Needless to say, Rashida Jones is front and centre here, having written a complex character for herself that takes advantage of her comedy skills, but also asks for dramatic versatility. Celeste is two parts sweet and adorable and one part selfish bitch and cultural snob. As Emma Roberts’ ditzy teen pop star puts it, “she has contempt prior to investigation.”
She overcomes her loneliness by convincing herself that she wants to be alone. Even when she jumps off the edge, we hope that she will bounce back, repair her friendship with Jesse and get on with her life. Rashida Jones is captivating and it is hard to take your eyes off her.
Chris Messina, like Adam Scott, seems to be in everything, and constantly as the hunky best friend/romantic interest. Celeste catches his eye at yoga and though she reads him like a book, she starts to warm to his likeable charms. Elijah Wood plays gay, McCormack plays stoner and Samberg takes a leap out of his comfort zone and impresses in an emotional and subdued role. He creates a character we care about and relate to – an all-round nice guy who is struggling to find a direction in life.
What Jones, McCormack and Toland Kreiger have managed to do so well, with the use of intimate photography and timely montage, is replicate life. Everything we see, whether it is Celeste awkwardly skulking around Jesse’s new home after dropping off some of his things, or Jesse sitting around and chatting with his mates about his new responsibilities, feels so genuine. The conversations between all of the characters feel so natural, and we recognise personal nuances through these exchanges.
Though it is laugh-out-loud funny at times – this is also quite a depressing film. These two young people are separated but are “still best friends”. Are they kidding themselves? This shouldn’t happen. Their anxieties and problems (individual work pressures and balancing a career and personal happiness) that add complexity to modern relationships make them very relatable.

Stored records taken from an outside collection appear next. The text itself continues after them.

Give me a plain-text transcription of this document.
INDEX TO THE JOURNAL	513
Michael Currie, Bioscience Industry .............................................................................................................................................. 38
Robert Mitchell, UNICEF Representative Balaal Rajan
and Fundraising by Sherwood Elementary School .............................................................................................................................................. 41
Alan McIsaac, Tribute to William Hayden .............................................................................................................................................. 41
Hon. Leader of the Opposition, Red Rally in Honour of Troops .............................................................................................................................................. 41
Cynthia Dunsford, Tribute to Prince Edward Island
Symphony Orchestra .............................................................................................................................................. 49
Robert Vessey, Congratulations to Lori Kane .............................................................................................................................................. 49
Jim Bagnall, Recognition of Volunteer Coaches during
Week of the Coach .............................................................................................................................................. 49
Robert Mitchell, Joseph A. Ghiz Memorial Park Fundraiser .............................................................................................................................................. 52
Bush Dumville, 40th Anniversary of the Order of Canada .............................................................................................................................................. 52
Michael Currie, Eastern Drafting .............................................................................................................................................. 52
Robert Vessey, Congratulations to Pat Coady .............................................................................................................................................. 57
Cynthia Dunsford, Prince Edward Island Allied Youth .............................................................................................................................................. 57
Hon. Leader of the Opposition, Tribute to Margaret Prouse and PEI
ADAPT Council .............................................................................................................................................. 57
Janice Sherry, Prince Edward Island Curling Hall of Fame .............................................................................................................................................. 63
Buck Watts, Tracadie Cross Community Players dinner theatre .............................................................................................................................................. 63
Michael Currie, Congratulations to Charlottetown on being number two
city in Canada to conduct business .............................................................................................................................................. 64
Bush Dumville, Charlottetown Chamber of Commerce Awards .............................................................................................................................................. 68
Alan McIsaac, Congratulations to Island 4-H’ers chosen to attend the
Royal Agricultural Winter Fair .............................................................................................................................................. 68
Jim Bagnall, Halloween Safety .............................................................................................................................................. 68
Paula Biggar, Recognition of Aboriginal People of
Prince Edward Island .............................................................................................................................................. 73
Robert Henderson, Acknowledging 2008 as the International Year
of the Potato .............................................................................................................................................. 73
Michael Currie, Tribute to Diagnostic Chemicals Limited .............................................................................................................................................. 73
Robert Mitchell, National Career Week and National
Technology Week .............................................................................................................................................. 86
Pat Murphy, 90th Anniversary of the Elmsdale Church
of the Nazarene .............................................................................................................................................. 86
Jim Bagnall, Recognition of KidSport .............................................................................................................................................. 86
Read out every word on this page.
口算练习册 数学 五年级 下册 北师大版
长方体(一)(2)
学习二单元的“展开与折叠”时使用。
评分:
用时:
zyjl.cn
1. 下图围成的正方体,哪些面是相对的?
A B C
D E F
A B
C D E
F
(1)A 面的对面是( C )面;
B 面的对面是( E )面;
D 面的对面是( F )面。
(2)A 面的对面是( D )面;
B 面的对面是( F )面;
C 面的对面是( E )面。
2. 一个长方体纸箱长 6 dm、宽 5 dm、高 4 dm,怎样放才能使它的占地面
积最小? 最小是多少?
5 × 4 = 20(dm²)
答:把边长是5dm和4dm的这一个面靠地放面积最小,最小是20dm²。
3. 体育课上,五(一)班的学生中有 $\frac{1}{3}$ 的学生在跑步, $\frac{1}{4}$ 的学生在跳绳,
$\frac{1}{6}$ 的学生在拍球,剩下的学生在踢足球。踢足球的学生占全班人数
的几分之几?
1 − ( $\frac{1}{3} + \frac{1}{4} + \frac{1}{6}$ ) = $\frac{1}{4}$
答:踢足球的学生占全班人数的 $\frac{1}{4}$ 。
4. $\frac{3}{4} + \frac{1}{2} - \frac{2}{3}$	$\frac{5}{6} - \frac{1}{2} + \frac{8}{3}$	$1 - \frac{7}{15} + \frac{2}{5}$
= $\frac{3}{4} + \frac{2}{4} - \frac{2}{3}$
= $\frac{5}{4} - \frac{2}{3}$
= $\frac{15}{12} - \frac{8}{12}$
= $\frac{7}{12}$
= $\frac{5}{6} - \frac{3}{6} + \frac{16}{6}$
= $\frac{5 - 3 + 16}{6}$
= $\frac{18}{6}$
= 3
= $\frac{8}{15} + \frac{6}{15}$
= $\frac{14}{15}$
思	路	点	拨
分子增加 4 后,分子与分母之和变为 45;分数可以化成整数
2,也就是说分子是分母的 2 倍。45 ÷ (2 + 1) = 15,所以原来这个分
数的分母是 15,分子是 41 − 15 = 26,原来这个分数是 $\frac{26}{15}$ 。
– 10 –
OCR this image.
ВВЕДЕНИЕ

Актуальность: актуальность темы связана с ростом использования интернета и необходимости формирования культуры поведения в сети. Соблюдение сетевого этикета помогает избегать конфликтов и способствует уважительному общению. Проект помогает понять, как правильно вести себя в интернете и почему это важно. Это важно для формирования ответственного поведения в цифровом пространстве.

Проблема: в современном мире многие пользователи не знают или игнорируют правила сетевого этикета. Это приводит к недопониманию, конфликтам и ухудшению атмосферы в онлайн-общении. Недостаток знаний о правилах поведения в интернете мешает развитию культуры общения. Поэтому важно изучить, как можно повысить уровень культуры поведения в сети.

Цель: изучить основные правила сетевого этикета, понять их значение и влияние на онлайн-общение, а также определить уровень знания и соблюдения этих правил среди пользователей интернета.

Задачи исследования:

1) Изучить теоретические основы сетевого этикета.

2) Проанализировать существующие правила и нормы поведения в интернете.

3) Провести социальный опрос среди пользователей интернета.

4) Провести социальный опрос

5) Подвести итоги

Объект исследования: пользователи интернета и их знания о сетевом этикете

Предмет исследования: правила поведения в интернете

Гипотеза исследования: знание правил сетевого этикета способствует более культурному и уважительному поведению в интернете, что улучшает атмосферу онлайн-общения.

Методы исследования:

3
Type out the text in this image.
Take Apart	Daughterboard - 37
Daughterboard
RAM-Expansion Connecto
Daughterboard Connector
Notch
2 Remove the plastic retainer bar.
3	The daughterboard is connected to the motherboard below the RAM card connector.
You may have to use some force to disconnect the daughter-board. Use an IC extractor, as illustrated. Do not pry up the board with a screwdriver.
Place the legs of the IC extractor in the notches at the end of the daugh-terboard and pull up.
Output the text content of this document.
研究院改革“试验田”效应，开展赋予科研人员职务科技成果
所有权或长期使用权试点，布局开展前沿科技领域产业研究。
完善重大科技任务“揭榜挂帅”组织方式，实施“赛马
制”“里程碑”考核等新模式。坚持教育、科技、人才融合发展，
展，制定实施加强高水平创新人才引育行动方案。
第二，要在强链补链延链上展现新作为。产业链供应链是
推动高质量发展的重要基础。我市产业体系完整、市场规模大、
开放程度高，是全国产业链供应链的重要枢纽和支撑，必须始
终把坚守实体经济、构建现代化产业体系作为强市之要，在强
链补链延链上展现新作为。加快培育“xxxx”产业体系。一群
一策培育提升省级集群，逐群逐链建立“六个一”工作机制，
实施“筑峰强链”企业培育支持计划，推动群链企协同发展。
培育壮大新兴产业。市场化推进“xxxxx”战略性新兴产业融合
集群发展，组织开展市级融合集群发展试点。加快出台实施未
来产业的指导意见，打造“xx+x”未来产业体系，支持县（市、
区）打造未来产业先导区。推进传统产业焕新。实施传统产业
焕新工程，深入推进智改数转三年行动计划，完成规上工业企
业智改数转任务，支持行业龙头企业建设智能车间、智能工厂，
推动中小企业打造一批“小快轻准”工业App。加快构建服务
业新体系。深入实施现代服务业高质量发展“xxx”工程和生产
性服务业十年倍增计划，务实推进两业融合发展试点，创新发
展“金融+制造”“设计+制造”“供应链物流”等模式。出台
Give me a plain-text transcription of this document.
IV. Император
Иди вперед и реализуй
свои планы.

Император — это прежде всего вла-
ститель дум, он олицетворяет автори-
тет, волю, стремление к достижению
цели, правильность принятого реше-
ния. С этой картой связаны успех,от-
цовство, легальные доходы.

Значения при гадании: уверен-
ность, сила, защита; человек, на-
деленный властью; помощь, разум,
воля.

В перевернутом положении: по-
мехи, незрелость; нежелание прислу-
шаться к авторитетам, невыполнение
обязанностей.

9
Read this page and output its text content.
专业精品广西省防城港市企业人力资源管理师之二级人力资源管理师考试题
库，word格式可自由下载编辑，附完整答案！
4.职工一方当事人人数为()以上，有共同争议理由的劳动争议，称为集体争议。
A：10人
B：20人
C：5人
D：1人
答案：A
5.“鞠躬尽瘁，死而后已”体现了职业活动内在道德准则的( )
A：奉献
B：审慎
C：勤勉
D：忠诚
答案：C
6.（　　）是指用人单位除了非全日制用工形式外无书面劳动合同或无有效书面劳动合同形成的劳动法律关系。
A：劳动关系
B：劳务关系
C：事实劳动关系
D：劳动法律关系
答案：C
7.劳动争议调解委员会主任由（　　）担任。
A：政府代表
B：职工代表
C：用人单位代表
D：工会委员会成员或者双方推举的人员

Praise must go to Jones for writing such an excellent role and delivering a strong performance. This impressive romantic dramedy offers up an obscure relationship that shouldn’t work, and yet because of the appealing characters, we buy it. When that situation is turned upside down, in an inventive way, it becomes an affecting character study that manages to avoid the usual clichés. As a result, Celeste and Jesse Forever feels grounded in a reality we become wholeheartedly immersed in.